The optional niflens helper (a Nim CLI over Nimony’s own NIF libraries) is preferred by decl_of when on PATH (or $NIFLENS); without it, decl_of falls back to the in‑Python NIF walk. Build it with NIMONY_SRC=<nimony checkout> nimble build and put bin/niflens on PATH. Not required for any other tool.

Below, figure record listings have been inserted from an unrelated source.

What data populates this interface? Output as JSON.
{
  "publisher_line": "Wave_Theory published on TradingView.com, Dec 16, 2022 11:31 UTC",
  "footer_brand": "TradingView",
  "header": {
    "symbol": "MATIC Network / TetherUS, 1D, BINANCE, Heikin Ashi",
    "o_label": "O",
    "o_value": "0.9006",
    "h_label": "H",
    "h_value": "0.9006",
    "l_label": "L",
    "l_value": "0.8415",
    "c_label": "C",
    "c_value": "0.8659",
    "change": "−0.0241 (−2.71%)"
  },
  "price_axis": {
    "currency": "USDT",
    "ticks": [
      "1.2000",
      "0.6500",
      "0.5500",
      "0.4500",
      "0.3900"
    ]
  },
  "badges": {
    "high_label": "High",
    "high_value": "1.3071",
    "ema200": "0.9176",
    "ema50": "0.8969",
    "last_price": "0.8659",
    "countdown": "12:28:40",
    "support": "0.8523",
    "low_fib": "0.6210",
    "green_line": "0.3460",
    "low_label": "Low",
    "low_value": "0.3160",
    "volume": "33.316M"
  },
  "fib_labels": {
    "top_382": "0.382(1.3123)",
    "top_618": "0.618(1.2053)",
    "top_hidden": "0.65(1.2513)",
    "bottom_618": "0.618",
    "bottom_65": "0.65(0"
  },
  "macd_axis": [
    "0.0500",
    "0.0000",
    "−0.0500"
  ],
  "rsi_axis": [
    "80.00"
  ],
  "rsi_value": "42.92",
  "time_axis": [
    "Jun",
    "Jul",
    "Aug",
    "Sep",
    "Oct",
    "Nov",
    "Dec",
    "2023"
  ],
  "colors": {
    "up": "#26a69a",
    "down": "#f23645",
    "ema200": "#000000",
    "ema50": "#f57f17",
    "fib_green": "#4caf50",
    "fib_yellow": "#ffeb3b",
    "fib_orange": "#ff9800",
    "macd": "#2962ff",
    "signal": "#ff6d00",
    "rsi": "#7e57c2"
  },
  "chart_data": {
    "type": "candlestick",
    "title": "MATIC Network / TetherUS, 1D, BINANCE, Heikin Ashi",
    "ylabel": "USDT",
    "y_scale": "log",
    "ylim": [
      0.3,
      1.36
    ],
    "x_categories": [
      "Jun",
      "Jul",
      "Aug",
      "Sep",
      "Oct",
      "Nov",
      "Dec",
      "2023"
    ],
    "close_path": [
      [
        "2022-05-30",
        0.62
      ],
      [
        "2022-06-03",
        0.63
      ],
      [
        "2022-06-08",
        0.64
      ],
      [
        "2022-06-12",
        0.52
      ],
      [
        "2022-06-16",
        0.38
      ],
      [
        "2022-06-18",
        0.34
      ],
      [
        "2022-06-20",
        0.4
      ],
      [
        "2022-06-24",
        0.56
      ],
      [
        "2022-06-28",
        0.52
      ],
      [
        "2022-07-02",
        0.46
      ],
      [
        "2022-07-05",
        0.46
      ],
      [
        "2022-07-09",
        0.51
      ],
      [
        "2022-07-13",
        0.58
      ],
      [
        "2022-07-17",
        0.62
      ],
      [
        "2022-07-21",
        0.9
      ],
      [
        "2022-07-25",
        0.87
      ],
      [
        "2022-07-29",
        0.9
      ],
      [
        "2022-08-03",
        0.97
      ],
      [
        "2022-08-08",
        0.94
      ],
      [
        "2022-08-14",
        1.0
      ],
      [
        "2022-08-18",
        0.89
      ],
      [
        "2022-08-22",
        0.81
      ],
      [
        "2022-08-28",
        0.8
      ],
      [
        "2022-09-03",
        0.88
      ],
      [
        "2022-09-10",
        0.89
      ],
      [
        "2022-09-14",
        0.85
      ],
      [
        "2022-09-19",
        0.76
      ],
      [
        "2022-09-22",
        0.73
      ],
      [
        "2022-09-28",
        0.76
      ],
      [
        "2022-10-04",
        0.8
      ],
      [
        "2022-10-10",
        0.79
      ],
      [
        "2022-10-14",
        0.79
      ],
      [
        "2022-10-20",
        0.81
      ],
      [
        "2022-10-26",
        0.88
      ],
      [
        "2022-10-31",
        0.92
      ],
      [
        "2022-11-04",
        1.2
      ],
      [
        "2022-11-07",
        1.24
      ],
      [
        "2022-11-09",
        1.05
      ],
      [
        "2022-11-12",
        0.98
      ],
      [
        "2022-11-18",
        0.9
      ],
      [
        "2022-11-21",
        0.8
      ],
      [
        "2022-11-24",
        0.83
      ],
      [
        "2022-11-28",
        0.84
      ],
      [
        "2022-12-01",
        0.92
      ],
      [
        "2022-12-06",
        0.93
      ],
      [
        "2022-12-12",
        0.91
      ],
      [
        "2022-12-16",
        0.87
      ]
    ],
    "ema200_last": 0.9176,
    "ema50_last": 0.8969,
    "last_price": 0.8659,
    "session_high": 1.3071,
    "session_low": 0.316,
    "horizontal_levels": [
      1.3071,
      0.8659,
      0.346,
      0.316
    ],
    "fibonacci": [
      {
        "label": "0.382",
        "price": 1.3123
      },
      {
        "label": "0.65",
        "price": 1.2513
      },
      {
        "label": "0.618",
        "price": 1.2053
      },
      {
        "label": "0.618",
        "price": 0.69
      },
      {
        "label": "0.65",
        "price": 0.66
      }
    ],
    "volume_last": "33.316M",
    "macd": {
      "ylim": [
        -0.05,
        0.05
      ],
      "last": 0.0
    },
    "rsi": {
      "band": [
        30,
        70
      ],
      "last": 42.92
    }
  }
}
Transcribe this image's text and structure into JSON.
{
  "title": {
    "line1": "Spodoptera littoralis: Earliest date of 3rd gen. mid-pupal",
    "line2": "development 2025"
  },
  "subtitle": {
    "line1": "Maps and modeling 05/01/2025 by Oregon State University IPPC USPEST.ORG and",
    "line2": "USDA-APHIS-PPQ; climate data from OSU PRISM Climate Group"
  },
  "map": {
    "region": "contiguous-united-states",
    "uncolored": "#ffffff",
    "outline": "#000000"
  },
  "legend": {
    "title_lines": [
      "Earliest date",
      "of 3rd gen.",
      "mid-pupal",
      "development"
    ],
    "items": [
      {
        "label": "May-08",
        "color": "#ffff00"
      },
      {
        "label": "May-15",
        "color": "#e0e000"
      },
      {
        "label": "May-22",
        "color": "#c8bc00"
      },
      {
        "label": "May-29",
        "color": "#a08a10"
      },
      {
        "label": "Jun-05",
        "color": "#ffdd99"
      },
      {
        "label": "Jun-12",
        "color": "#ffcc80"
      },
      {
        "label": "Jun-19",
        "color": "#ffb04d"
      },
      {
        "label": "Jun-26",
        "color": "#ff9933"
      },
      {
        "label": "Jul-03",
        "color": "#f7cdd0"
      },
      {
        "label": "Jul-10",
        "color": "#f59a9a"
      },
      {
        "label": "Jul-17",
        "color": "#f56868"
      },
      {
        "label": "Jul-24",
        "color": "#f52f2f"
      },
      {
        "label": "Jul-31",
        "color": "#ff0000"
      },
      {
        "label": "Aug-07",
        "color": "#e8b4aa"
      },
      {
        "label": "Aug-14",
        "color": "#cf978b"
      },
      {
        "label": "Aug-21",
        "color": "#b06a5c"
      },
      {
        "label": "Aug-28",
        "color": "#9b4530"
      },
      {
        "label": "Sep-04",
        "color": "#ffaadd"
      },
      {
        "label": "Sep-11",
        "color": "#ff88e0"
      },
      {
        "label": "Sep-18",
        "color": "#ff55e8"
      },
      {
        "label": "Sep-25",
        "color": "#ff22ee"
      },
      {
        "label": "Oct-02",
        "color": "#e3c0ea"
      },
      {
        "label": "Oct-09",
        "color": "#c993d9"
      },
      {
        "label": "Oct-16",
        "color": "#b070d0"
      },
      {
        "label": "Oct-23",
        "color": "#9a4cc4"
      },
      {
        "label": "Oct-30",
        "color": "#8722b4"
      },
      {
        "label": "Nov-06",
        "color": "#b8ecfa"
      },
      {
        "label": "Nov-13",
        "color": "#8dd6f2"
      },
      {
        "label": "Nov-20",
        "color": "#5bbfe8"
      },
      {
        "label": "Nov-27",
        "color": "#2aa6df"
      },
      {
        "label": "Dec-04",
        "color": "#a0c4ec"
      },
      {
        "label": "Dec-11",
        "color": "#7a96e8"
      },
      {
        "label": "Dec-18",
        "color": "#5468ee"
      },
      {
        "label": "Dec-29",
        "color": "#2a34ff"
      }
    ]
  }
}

The optional LSP additionally needs a language server on PATHnimlangserver (nimble install nimlangserver) for Nim and/or nimony-lsp (aoughwl/nimony-lsp) for Nimony; the dispatcher picks per project. See LSP. Neither is required for any MCP tool, hook, command, or skill.

Design notes

  • Zero dependencies. The server and hooks are stdlib‑only Python 3.7, so the plugin runs wherever python3 and the toolchains are present, with no install step.
  • Server‑side orchestration. explain_failure and phase_report run a multi‑step workflow inside one call and return only the conclusion, keeping the intermediate output out of the transcript.
  • Fail open. Hooks and best‑effort tool paths degrade to a plain message or a structured {error, hint} rather than blocking the agent or crashing a tool.
  • Both toolchains, one interface. Detection, binary resolution, a shared diagnostic grammar, and a common result shape mean the same commands serve Nim and Nimony without the agent tracking which is in use.

Changelog

  • 0.6nif_outline, nif_query, and nif_render now also prefer the niflens helper (the compiler’s own NIF libraries) with the in‑Python parser as fallback — completing the migration of NIF parsing off the regex path for every NIF tool. niflens gained render, index (.s.idx.nif via nifindexes), outline, query, and a serve stdio daemon (one process across requests — the basis for a shared NIF daemon backing both this plugin and a Nimony LSP).
  • 0.5decl_of now prefers the niflens helper — a Nim CLI over Nimony’s own NIF libraries (nifreader/nifstreams/ nifcursors) — for authoritative line info and module‑qualified symIds, falling back to the in‑Python NIF walk when it is absent (reported as backend). This is the first step of moving NIF parsing off the regex fallback onto the compiler’s real libraries via a subprocess, while the Python server stays the zero‑install orchestration layer; the same core is intended to back a Nimony LSP and a persistent NIF daemon.
  • 0.4 — Builder‑mode additions for consumers reimplementing the toolchain (feedback from building nimony-lsp): decl_of reverse‑index tool (symId → declaration site from the .s.nif); raw mode on compile/build/ defs_uses that echoes the exact argv and surfaces the idetools relative‑path contract the tools otherwise hide; a generated parser‑grade skills/nif-format/nif-grammar.md (scripts/gen-nif-grammar.py) with decl‑kind classes and child‑slot layouts; and a compiler-contracts skill.
  • 0.3 — LSP is now a single auto‑dispatching .lsp.json entry (scripts/lsp-dispatch.py): it applies the plugin’s toolchain detection per project and execs nimlangserver for Nim or nimony-lsp for Nimony, launching exactly one server so the shared‑.nim collision cannot arise. Replaces the earlier Nim‑only entry plus the unsupported project‑settings opt‑in. nimony-lsp (aoughwl/nimony-lsp) verified against nimony 0.4.0 (diagnostics, goto‑def, find‑refs, hover, document symbols).
  • 0.2 — Terse mode on all tools (NIMLANG_AGGRESSIVE); explain_failure, phase_report, nif_render, shrink, api, symbols; guard-nif-bash hook and the transform‑not‑block upgrade to guard-nif-read; nim-fixer subagent; token-thrift and repo-map skills; installable as a marketplace; optional Nim LSP via .lsp.json (nimlangserver). build tool//build command for producing a linked executable with structured diagnostics.
  • 0.1nimlang MCP server (compile, outline, nif_outline, nif_query, nif_diff, defs_uses); guard-nif-read and trim-build-output hooks; nif-inspector subagent; nif-format, nim-vs-nimony, debug-loop skills.